Today we bring you a brief interval from sport to return to my first love THEATRE <3
Mum asked me last night why we'd decided Torch Song Trilogy was a thing we wanted to see and once I'd stopped boggling her I pointed out 1) the Menier Chocolate Factory is always worth a try 2) it's by Harvey Fierstein which is a REALLY good start 3) it's directed by Douglas Hodge 4) it has Joe McFadden in it (which might just be for me) and 5) DAVID BEDELLA
Then we established she couldn't remember who David Bedella was, once she'd remembered things were a lot clearer *rolls eyes*
Torch Song Trilogy @ Menier Chocolate Factory
It's one of those shows that takes you from heartbreak to laughter and back again in 30 seconds flat several times over the course of the evening (because I needed more emotional turmoil in my life :-P) and it's BRILLIANT and only on for about 3 or 4 more performances sadly.
David Bedella plays the central character, Arnold, a female impersonator who starts the play with a monologue about love and his past love life and how people who fall endlessly in love with hopeful cases keep the sellers of gothic romances & toch songs in mink *g* and then we see him meet, fall for and break up with Ed (Joe McFadden). There's a lot of both characters talking to the audience as if they were another character who isn't ever seen and Joe McFadden really did remind me endlessly of when he played Mark in Rent.
In Act two Ed & his fiancee Laurel(Laura Pyper) invite Arnold and his new boyfriend Alan (Tom Harries) to visit them in the country and there's a beautiful muddle of various pairs talking and fighting and having sex and in this production it's all set on a giant bed so two people would vanish under the covers or there would be a pause as they rolled into new positions... it sounds stupid but it looked great! (I think this is where a lot of the cuts came? It's a 4 hour play I believe and we got about 3hours)
Then right at the end there was one of those scenes where with very little they say a LOT. Alan was sitting on the bed as Arnold started to sing.. oh I forget but something about being his baby and the bed started to move backwards and Alan stood up and the music went all echo'y and a figure with a baseball bat entered and swung and BANG out went all the lights and my heart lept into my mouth.

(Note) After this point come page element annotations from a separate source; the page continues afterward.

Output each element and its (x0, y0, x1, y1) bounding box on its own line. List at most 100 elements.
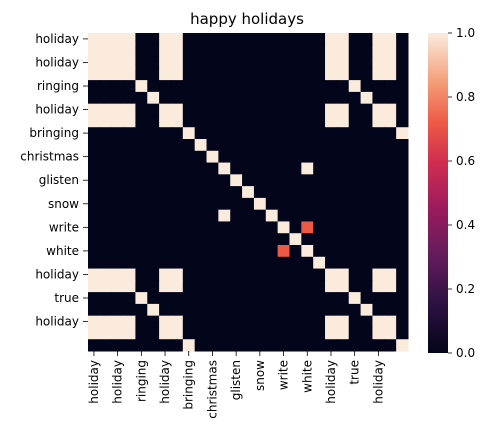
heatmap-cell (99, 233, 113, 246)
heatmap-cell (301, 139, 314, 152)
heatmap-cell (325, 327, 338, 340)
heatmap-cell (170, 44, 184, 58)
heatmap-cell (194, 256, 208, 270)
x-axis: holiday holiday ringing holiday bringing chri… (87, 351, 385, 419)
heatmap-cell (277, 139, 290, 152)
heatmap-cell (325, 91, 338, 105)
heatmap-cell (301, 315, 314, 328)
heatmap-cell (170, 280, 184, 293)
heatmap-cell (194, 162, 208, 175)
heatmap-cell (301, 56, 314, 69)
heatmap-cell (372, 233, 385, 246)
heatmap-cell (206, 91, 219, 105)
heatmap-cell (289, 315, 302, 328)
heatmap-cell (301, 127, 314, 140)
heatmap-cell (384, 315, 397, 328)
heatmap-cell (159, 327, 172, 340)
heatmap-cell (135, 139, 148, 152)
heatmap-cell (396, 292, 409, 305)
heatmap-cell (159, 56, 172, 69)
heatmap-cell (384, 256, 397, 270)
heatmap-cell (170, 221, 184, 234)
heatmap-cell (372, 33, 385, 46)
heatmap-cell (277, 103, 290, 116)
heatmap-cell (396, 103, 409, 116)
heatmap-cell (372, 197, 385, 211)
heatmap-cell (265, 327, 279, 340)
heatmap-cell (111, 33, 125, 46)
heatmap-cell (206, 327, 219, 340)
heatmap-cell (182, 174, 196, 187)
heatmap-cell (194, 303, 208, 317)
heatmap-cell (182, 256, 196, 270)
heatmap-cell (301, 268, 314, 281)
heatmap-cell (265, 127, 279, 140)
heatmap-cell (325, 256, 338, 270)
heatmap-cell (147, 186, 160, 199)
heatmap-cell (396, 268, 409, 281)
heatmap-cell (384, 327, 397, 340)
heatmap-cell (242, 221, 255, 234)
heatmap-cell (99, 186, 113, 199)
y-tick-label: write (49, 220, 79, 234)
heatmap-cell (265, 303, 279, 317)
heatmap-cell (265, 197, 279, 211)
heatmap-cell (123, 280, 136, 293)
heatmap-cell (265, 68, 279, 81)
heatmap-cell (206, 174, 219, 187)
colorbar-tick-label: 0.2 (456, 282, 475, 296)
heatmap-cell (289, 127, 302, 140)
heatmap-cell (336, 91, 350, 105)
heatmap-cell (348, 339, 362, 352)
heatmap-cell (336, 268, 350, 281)
heatmap-cell (242, 56, 255, 69)
heatmap-cell (265, 91, 279, 105)
heatmap-cell (218, 197, 231, 211)
heatmap-cell (230, 44, 243, 58)
heatmap-cell (147, 103, 160, 116)
heatmap-cell (289, 56, 302, 69)
heatmap-cell (336, 150, 350, 164)
heatmap-cell (301, 186, 314, 199)
heatmap-cell (135, 44, 148, 58)
heatmap-cell (289, 292, 302, 305)
heatmap-cell (135, 339, 148, 352)
heatmap-cell (289, 268, 302, 281)
heatmap-cell (301, 197, 314, 211)
heatmap-cell (265, 339, 279, 352)
heatmap-cell (360, 44, 373, 58)
heatmap-cell (170, 150, 184, 164)
heatmap-cell (230, 162, 243, 175)
heatmap-cell (313, 327, 326, 340)
heatmap-cell (99, 174, 113, 187)
heatmap-cell (170, 68, 184, 81)
heatmap-cell (159, 115, 172, 128)
heatmap-cell (194, 221, 208, 234)
x-tick-label: snow (253, 360, 267, 391)
y-tick-label: holiday (35, 103, 79, 117)
heatmap-cell (325, 139, 338, 152)
heatmap-cell (301, 209, 314, 222)
heatmap-cell (360, 303, 373, 317)
heatmap-cell (123, 68, 136, 81)
heatmap-cell (242, 174, 255, 187)
heatmap-cell (242, 339, 255, 352)
heatmap-cell (170, 162, 184, 175)
heatmap-cell (218, 303, 231, 317)
heatmap-cell (372, 268, 385, 281)
heatmap-cell (230, 327, 243, 340)
heatmap-cell (194, 292, 208, 305)
heatmap-cell (123, 162, 136, 175)
heatmap-cell (396, 150, 409, 164)
heatmap-cell (289, 33, 302, 46)
heatmap-cell (170, 174, 184, 187)
heatmap-cell (147, 233, 160, 246)
heatmap-cell (265, 162, 279, 175)
heatmap-cell (360, 339, 373, 352)
heatmap-cell (289, 221, 302, 234)
heatmap-cell (230, 68, 243, 81)
heatmap-cell (336, 197, 350, 211)
heatmap-cell (242, 103, 255, 116)
y-tick-label: christmas (20, 150, 79, 164)
heatmap-cell (135, 197, 148, 211)
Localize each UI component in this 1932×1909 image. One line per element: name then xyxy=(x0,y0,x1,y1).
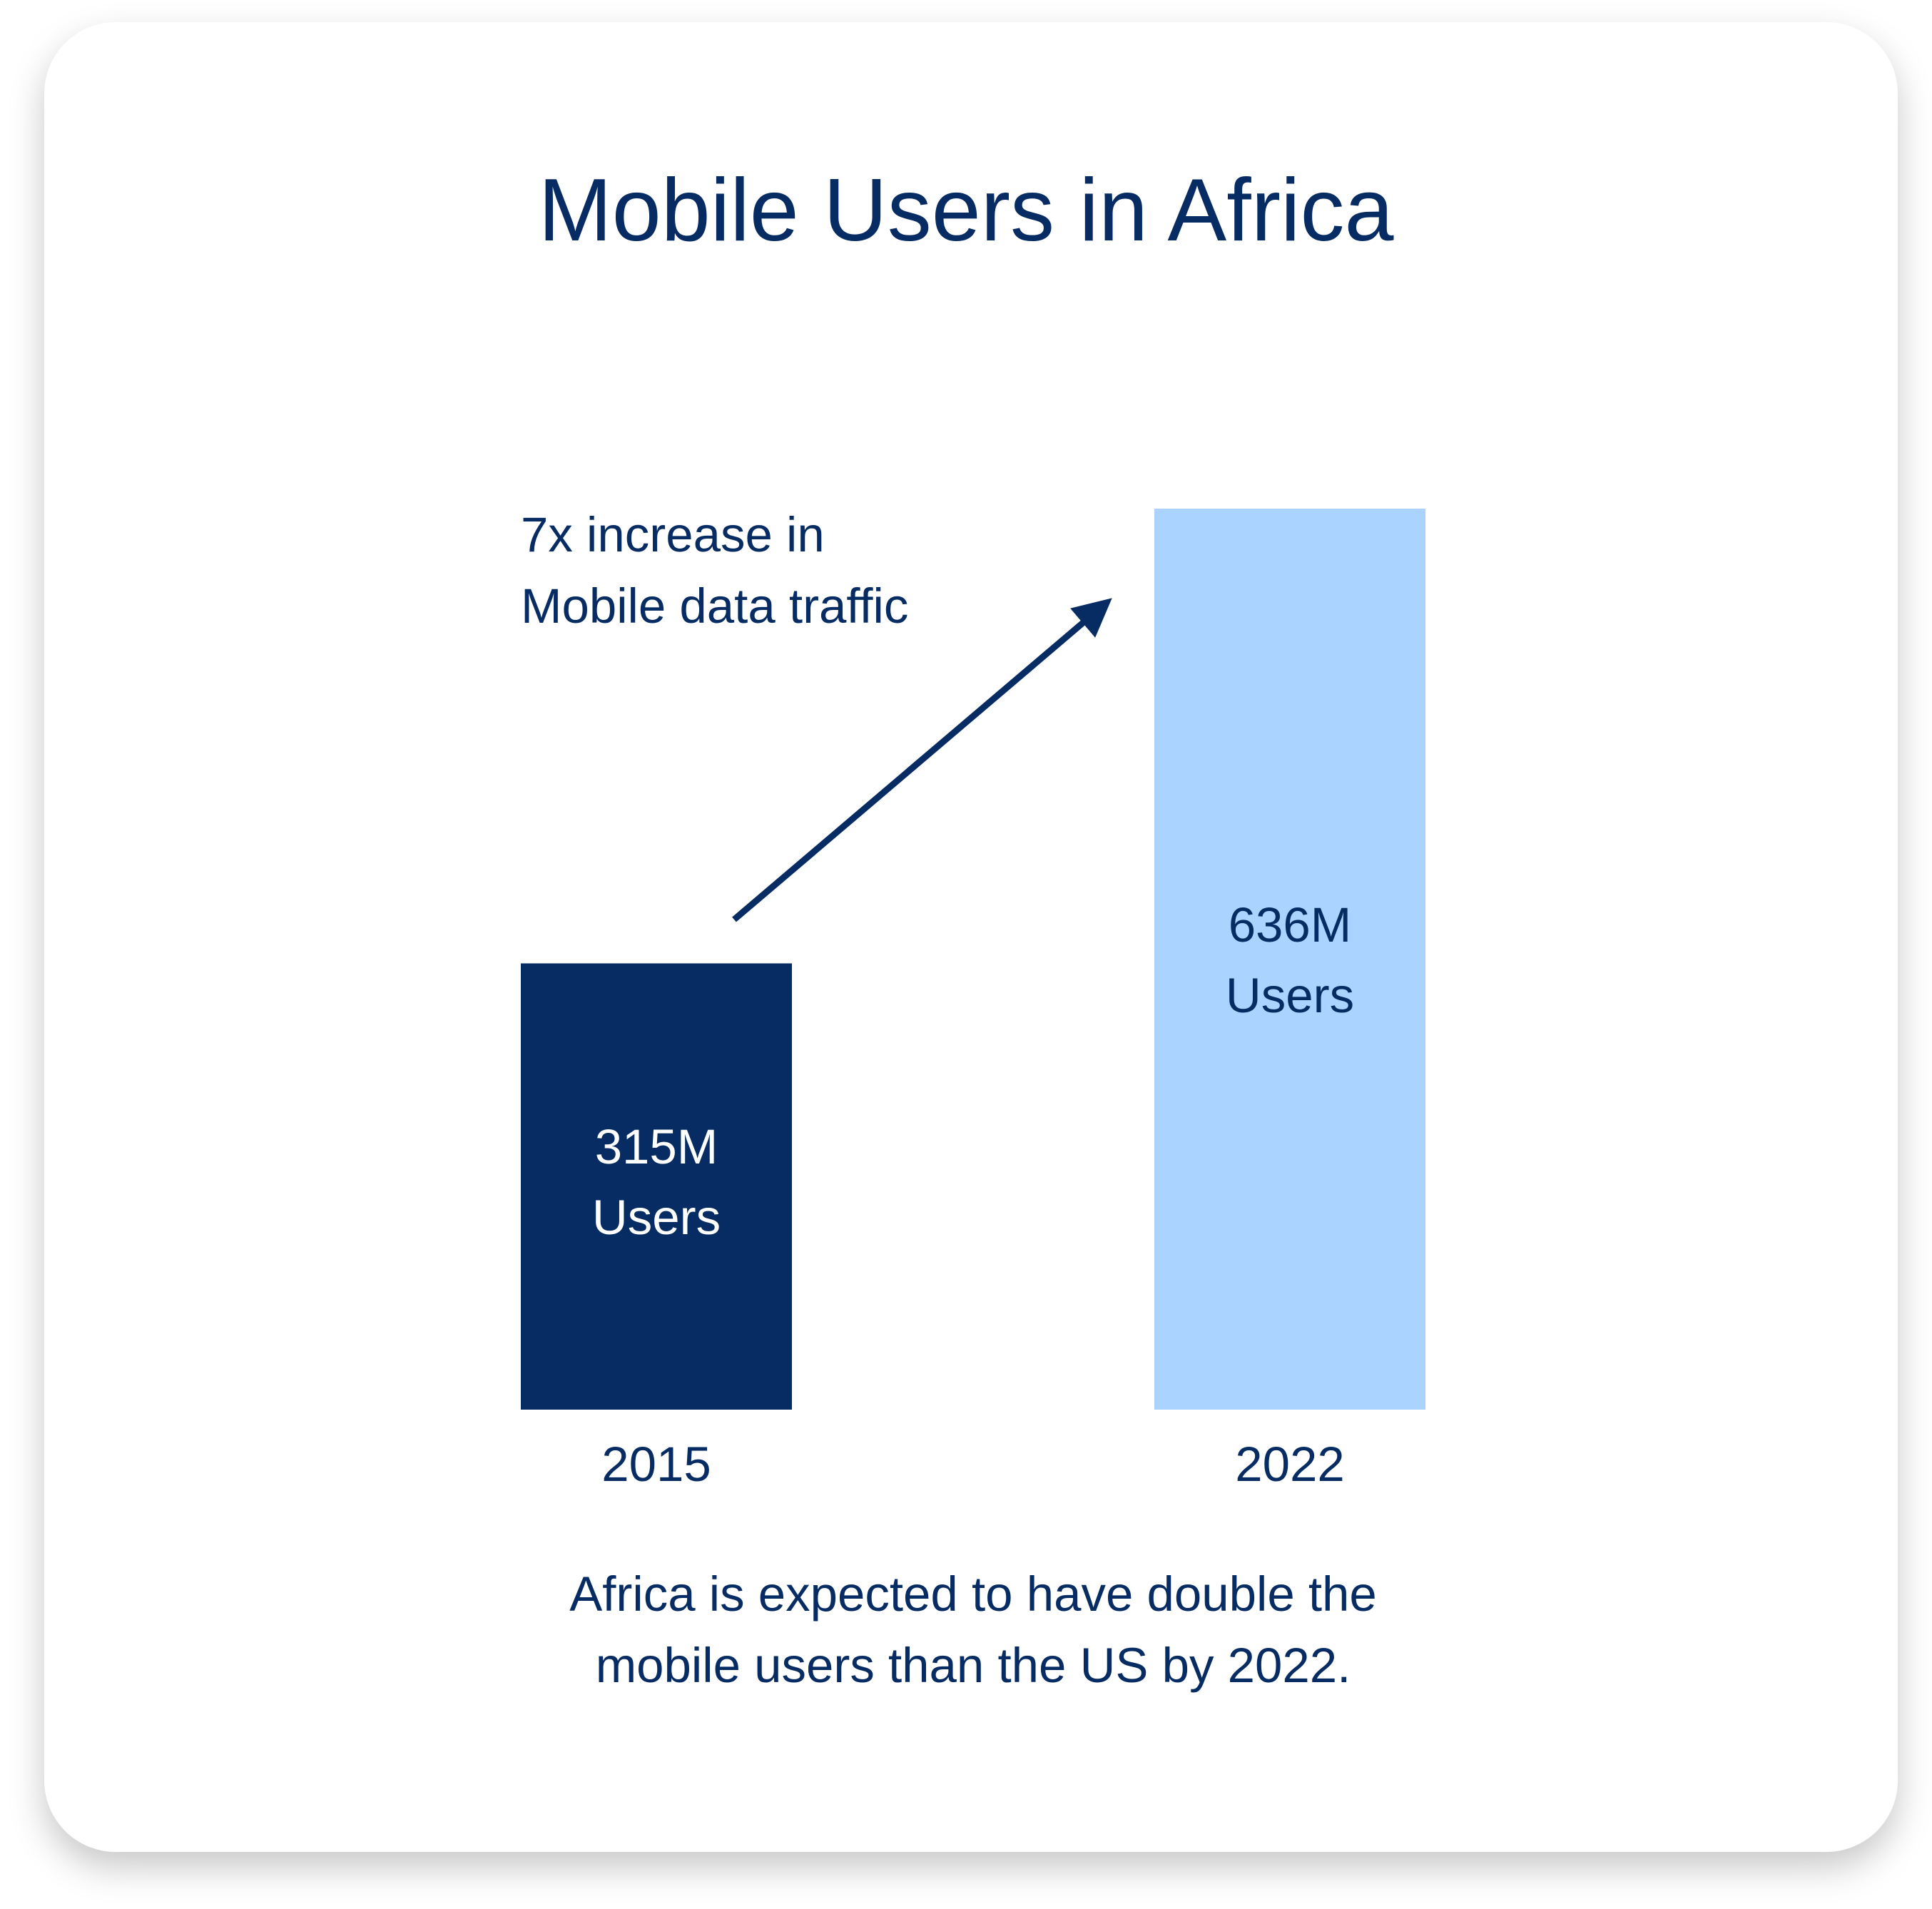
data-label-line1: 636M xyxy=(1228,897,1352,952)
data-label-line1: 315M xyxy=(594,1119,718,1174)
chart-title: Mobile Users in Africa xyxy=(538,161,1394,260)
footnote: Africa is expected to have double the mo… xyxy=(0,1559,1932,1701)
annotation-line2: Mobile data traffic xyxy=(521,579,909,633)
data-label-line2: Users xyxy=(1225,968,1355,1023)
footnote-line2: mobile users than the US by 2022. xyxy=(595,1638,1351,1693)
annotation: 7x increase in Mobile data traffic xyxy=(521,499,908,642)
chart-card xyxy=(44,22,1898,1852)
bar-2015 xyxy=(521,963,792,1410)
bar-2022 xyxy=(1154,509,1425,1410)
x-tick-label: 2015 xyxy=(601,1437,711,1492)
x-tick-label: 2022 xyxy=(1235,1437,1345,1492)
data-label-2015: 315M Users xyxy=(521,1111,792,1253)
data-label-line2: Users xyxy=(591,1190,721,1245)
data-label-2022: 636M Users xyxy=(1154,890,1425,1031)
annotation-line1: 7x increase in xyxy=(521,507,825,562)
growth-arrow xyxy=(732,598,1112,922)
footnote-line1: Africa is expected to have double the xyxy=(569,1567,1377,1622)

Then in the third part of the "trilogy" Arnold is living in an appartment with a 15 year old called David (Perry Millward) who he's trying to adopt and the recently seperated Ed sleeping on his couch and his mother (Sara Kestelman) about to visit. It's all very domestic and yet with an edge that it isn't quite right and when the motehr arrives and starts fighting with Arnold... well David Bedella & Sara Kestelman both broke my heart several times over as she talked about losing her husband and he screamed back that he only had 5 years with his and he was killed on the street and you KNOW the mother is in the wrong (and quite frankly awful to him) but you can sort of udnerstand where she's coming from and that she does love him and it's that awful thing where loving someone can bring so much pain.
Perry Millward was brilliant as this very camp teenager with a very obvious shell of toughness (though it never broke) and by this part Ed is much more stable and reaching out to Arnold but Arnold is so very obviously mourning Alan still...
If I had a criticism it would be that in part two it wasn't enormously obvious to me that Arnold & Alan really were going to stay together and be happy and so it took a moment to settle into the emotions of part three BUT that's aver minor quibble.
All the cast were pitch perfect as far as I could tell and they all have wonderful voices (Sara Kestelman has such a gorgeous smokey voice and I hope to see Tom Harries in an actual musical soon!). It was LOVELY to see Joe McFadden back on stage and he didn't seem to have aged a day but really the show is David Bedella's all the way and his jumps from fragile to tough to brokehearted to lighthearted to trying to hold it together to losing it altogether all felt natural and had me captivated.
It's very sad in places but very funny too, often in the same places which is generally the sign of something I'm going to love. I am SO glad I got to see it before it closes.